- Blog
- Artificial Intelligence
- Interview
Inside the Data-Driven Strategy at DB SCHENKER with Joachim Weise
Interview with Joachim Weise, SVP Global Technology and Data
Joachim Weise, SVP Global Technology and Data, joined DB SCHENKER in 2016 with a mission to build and lead the Data, AI, and Operations Research capabilities. Since July 2023, he has been heading the Global Technology & Data department.
His focus? Unlocking the power of technology and data for the success of DB SCHENKER. This means sparking innovative ideas in the data and technology services, and ensuring these services integrate seamlessly for a smooth, efficient experience from start to finish.
Logistics Matters: How can specific AI solutions at DB SCHENKER impact the efficiency, accuracy, and overall performance of our operations?
Interview Joachim Weise
Logistics Matters: Can you elaborate on the integration of AI within the technology and data infrastructure of DB SCHENKER, especially looking at the connection between data and AI solutions?
Joachim Weise: At DB SCHENKER, we are constantly pushing the boundaries of logistics. Some years ago, we started working on an Enterprise Information Management Platform, to build up a framework to combine the power of AI and business intelligence. This end-to-end hybrid solution enables us to manage structured and unstructured data efficiently across all businesses and leverage valuable insights.
Imagine a platform that acts as a central system, efficiently managing data across all our business units. It serves as a data lake – a repository to store data, a data warehouse – a central database to consolidate data from different systems, and at the same time as a workbench for MLOps – Machine Learning Operations – when we transfer our Machine Learning models into production and their subsequent maintenance and monitoring. This end-to-end solution empowers us to extend valuable insights from data, allowing us to make smarter decisions across the organization. The platform is managed by one team, which enables us to develop artificial intelligence and business intelligence together and avoid unnecessary gaps. As we harmonize our reporting solution, we are working closely on the topic of data governance. We are creating a data catalog and ensuring that we develop our employees with internal and external training courses on general topics of data and data literacy, as well as specific technical training for users in the individual systems.

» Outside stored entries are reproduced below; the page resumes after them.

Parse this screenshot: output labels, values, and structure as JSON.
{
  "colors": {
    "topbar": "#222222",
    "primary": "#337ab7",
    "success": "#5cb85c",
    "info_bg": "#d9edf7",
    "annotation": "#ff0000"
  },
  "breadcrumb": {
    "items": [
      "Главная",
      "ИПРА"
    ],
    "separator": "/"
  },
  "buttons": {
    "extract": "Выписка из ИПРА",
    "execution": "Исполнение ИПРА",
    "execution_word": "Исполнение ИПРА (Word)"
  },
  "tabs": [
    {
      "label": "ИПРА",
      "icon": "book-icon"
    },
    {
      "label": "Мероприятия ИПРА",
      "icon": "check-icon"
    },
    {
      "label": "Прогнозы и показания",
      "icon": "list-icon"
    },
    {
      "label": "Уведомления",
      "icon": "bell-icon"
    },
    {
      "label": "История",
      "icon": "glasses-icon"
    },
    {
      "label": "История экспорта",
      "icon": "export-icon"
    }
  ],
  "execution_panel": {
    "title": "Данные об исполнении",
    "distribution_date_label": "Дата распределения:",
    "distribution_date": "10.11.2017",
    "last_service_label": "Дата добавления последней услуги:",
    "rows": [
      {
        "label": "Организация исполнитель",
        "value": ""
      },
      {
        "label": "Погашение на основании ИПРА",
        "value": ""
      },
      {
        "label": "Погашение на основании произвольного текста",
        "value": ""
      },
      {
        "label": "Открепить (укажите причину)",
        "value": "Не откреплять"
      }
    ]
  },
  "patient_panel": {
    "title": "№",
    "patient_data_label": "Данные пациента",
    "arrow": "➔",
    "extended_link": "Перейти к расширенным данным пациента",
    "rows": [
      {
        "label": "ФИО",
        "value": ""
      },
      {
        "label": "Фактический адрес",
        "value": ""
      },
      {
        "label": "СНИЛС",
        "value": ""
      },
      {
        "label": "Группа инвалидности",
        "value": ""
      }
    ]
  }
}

At DB SCHENKER, data governance is not just a concept; it is a core principle and a collaborative effort between our business and IT teams.

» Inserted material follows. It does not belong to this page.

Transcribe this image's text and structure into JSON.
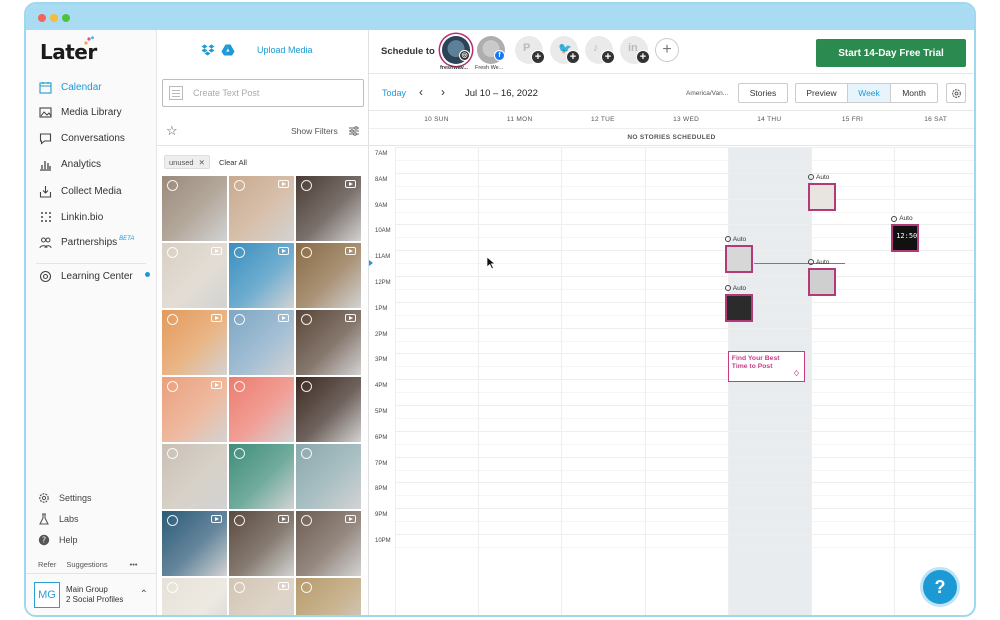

Logistics Matters: How does the organization ensure the quality, security, and ethical use of data in AI-driven projects?
Joachim Weise: AI is a very broad field: we have use cases that would previously have fallen under statistics, but at the same time we have advanced AI use cases, particularly in computer vision and LLM, with large and complex data. In general, we follow all IT security guidelines and principles in all use cases and are in close coordination with Global Data Protection and their local representations to ensure that we comply with all legal requirements.
By embracing the full spectrum of AI capabilities, from the power of data analysis to the automation potential of LLMs, we are shaping the future of intelligent logistics. In that, we are committed to doing so responsibly, prioritizing security and compliance every step of the way.
Logistics Matters: Given the rapid advancements in Data and AI technologies, how does DB SCHENKER ensure that its technology and data frameworks remain agile and adaptable to emerging trends and innovations?
Joachim Weise: Staying ahead of the curve is crucial in today’s dynamic tech environment, and the various IT & Digital teams of DB SCHENKER are committed to achieving just that.
Within IT&D, we regularly review and evaluate the technology landscape, comparing the latest technologies on the market with the technology in use. Since we moved to the cloud a few years ago, we have now implemented the latest technology stack for our platforms. Within the cloud, we combine and complement best-of-breed for the respective functionalities’ applications, from data warehousing to MLOps, ETL - Extract, Transform, and Load data for further processing. We constantly monitor the market and see what we can develop in-house and what we can be covered by third-party suppliers. We make sure that we do not make a blind technology push but develop in close collaboration with the business and their requirements to ensure value and scalability for DB SCHENKER.
Additionally, we have a strong collaboration with the Fraunhofer IML since 2015. Together with our Schenker Enterprise LAB, we pilot innovative ideas and technologies for their usability and scalability for DB SCHENKER.